UK home sales set to hit their lowest since 2012 as mortgage sales plummet

UK home sales set to hit their lowest since 2012 as mortgage sales plummet

Houses in England.

Christopher Furlong | Getty Images News | Getty Images

LONDON — The number of houses sold in the U.K. this year is set to reach the lowest annual figure since 2012, real estate company Zoopla found in its latest house price index released on Wednesday.

The report shows an estimated 21% decline in sales to be completed in 2023 compared to last year, with one million transactions expected to finalise this year. That’s the equivalent of each household moving once every 23 years, an increase of six years from 2021, the monthly report found.

Demand for homes in the last four weeks is down 34% compared to the average of the last five years, as higher mortgage rates and cost-of-living pressures weigh on the market, Zoopla said.

The decline in sales comes as house price growth stutters, with a small increase of 1.7% in the 12 months to June, according to data from the Office for National Statistics. The average U.K. house cost £288,000 ($364,000) in June, which is £5,000 more than the same period in the previous year, but £5,000 below the latest peak in November 2022.

While house prices have seen a small uptick, sales numbers have been hit hardest by higher borrowing costs, Richard Donnell, executive director at Zoopla said in a press release.

“Cash buyers are more immune and on track to account for more than one in three sales in 2023,” Donnell said.

“Mortgage rates have started to fall slowly but rates need to fall below 5% before we see an increased appetite to move home in the second half of 2023,” he added

The number of cash sales is estimated to fall around 1% compared to last year, Zoopla estimates, while the number of mortgaged sales could drop by 28% as homebuyers face higher mortgage rates.

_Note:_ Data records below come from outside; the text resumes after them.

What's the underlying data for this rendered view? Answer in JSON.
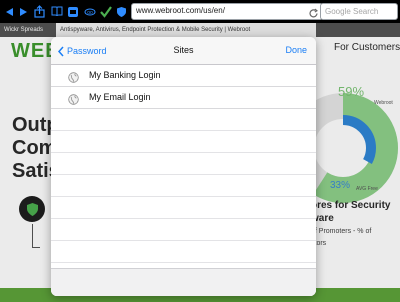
{
  "browser": {
    "url": "www.webroot.com/us/en/",
    "search_placeholder": "Google Search",
    "tabs": [
      {
        "label": "Wickr Spreads"
      },
      {
        "label": "Antispyware, Antivirus, Endpoint Protection & Mobile Security | Webroot"
      }
    ]
  },
  "page": {
    "logo": "WEB",
    "nav_link": "For Customers",
    "hero_lines": [
      "Outp",
      "Comp",
      "Satis"
    ],
    "stats": {
      "primary_percent": "59%",
      "primary_label": "Webroot",
      "primary_value": 59,
      "secondary_percent": "33%",
      "secondary_label": "AVG Free",
      "secondary_value": 33
    },
    "promo_title_lines": [
      "ores for Security",
      "ware"
    ],
    "promo_note_lines": [
      "of Promoters - % of",
      "ctors"
    ]
  },
  "popover": {
    "back_label": "Password",
    "title": "Sites",
    "done_label": "Done",
    "sites": [
      {
        "label": "My Banking Login",
        "icon": "globe-icon"
      },
      {
        "label": "My Email Login",
        "icon": "globe-icon"
      }
    ]
  },
  "colors": {
    "accent": "#1a7ef5",
    "brand_green": "#3e9b2f"
  }
}
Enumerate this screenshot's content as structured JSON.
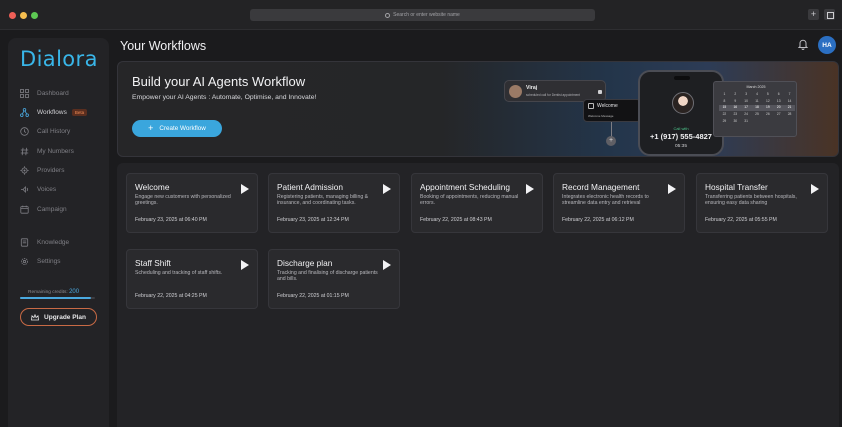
{
  "browser": {
    "address_placeholder": "Search or enter website name"
  },
  "sidebar": {
    "logo": "Dialora",
    "items": [
      {
        "label": "Dashboard",
        "icon": "dashboard-icon"
      },
      {
        "label": "Workflows",
        "icon": "workflow-icon",
        "badge": "Beta",
        "active": true
      },
      {
        "label": "Call History",
        "icon": "clock-icon"
      },
      {
        "label": "My Numbers",
        "icon": "hash-icon"
      },
      {
        "label": "Providers",
        "icon": "gear-icon"
      },
      {
        "label": "Voices",
        "icon": "voice-icon"
      },
      {
        "label": "Campaign",
        "icon": "calendar-icon"
      },
      {
        "label": "Knowledge",
        "icon": "book-icon"
      },
      {
        "label": "Settings",
        "icon": "settings-icon"
      }
    ],
    "credits_label": "Remaining credits:",
    "credits_value": "200",
    "credits_fraction": 0.95,
    "upgrade_label": "Upgrade Plan"
  },
  "header": {
    "title": "Your Workflows",
    "avatar_initials": "HA"
  },
  "hero": {
    "title": "Build your AI Agents Workflow",
    "subtitle": "Empower your AI Agents : Automate, Optimise, and Innovate!",
    "cta": "Create Workflow",
    "caller_name": "Viraj",
    "caller_desc": "scheduled call for Dentist appointment",
    "wf_card_title": "Welcome",
    "wf_card_tag": "Welcome Message",
    "phone_status": "Call with",
    "phone_number": "+1 (917) 555-4827",
    "phone_time": "05:35",
    "calendar_title": "March 2025",
    "calendar_days": [
      "1",
      "2",
      "3",
      "4",
      "5",
      "6",
      "7",
      "8",
      "9",
      "10",
      "11",
      "12",
      "13",
      "14",
      "15",
      "16",
      "17",
      "18",
      "19",
      "20",
      "21",
      "22",
      "23",
      "24",
      "25",
      "26",
      "27",
      "28",
      "29",
      "30",
      "31"
    ]
  },
  "workflows": [
    {
      "title": "Welcome",
      "desc": "Engage new customers with personalized greetings.",
      "date": "February 23, 2025 at 06:40 PM"
    },
    {
      "title": "Patient Admission",
      "desc": "Registering patients, managing billing & insurance, and coordinating tasks.",
      "date": "February 23, 2025 at 12:34 PM"
    },
    {
      "title": "Appointment Scheduling",
      "desc": "Booking of appointments, reducing manual errors.",
      "date": "February 22, 2025 at 08:43 PM"
    },
    {
      "title": "Record Management",
      "desc": "Integrates electronic health records to streamline data entry and retrieval",
      "date": "February 22, 2025 at 06:12 PM"
    },
    {
      "title": "Hospital Transfer",
      "desc": "Transferring patients between hospitals, ensuring easy data sharing",
      "date": "February 22, 2025 at 05:55 PM"
    },
    {
      "title": "Staff Shift",
      "desc": "Scheduling and tracking of staff shifts.",
      "date": "February 22, 2025 at 04:25 PM"
    },
    {
      "title": "Discharge plan",
      "desc": "Tracking and finalising of discharge patients and bills.",
      "date": "February 22, 2025 at 01:15 PM"
    }
  ]
}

The Bank of England hiked interest rates for a 14th consecutive time on Aug. 3, bringing the figure that underpins most mortgage lending rates to a 15-year high of 5.25%.

Mortgage rates have started to come down but remain high, with the average rate for a 2-year fixed mortgage for a 95% loan at 6.7% for the week of Aug. 21, online real estate company Rightmove said last week. That’s a drop of 0.2% compared to the previous week.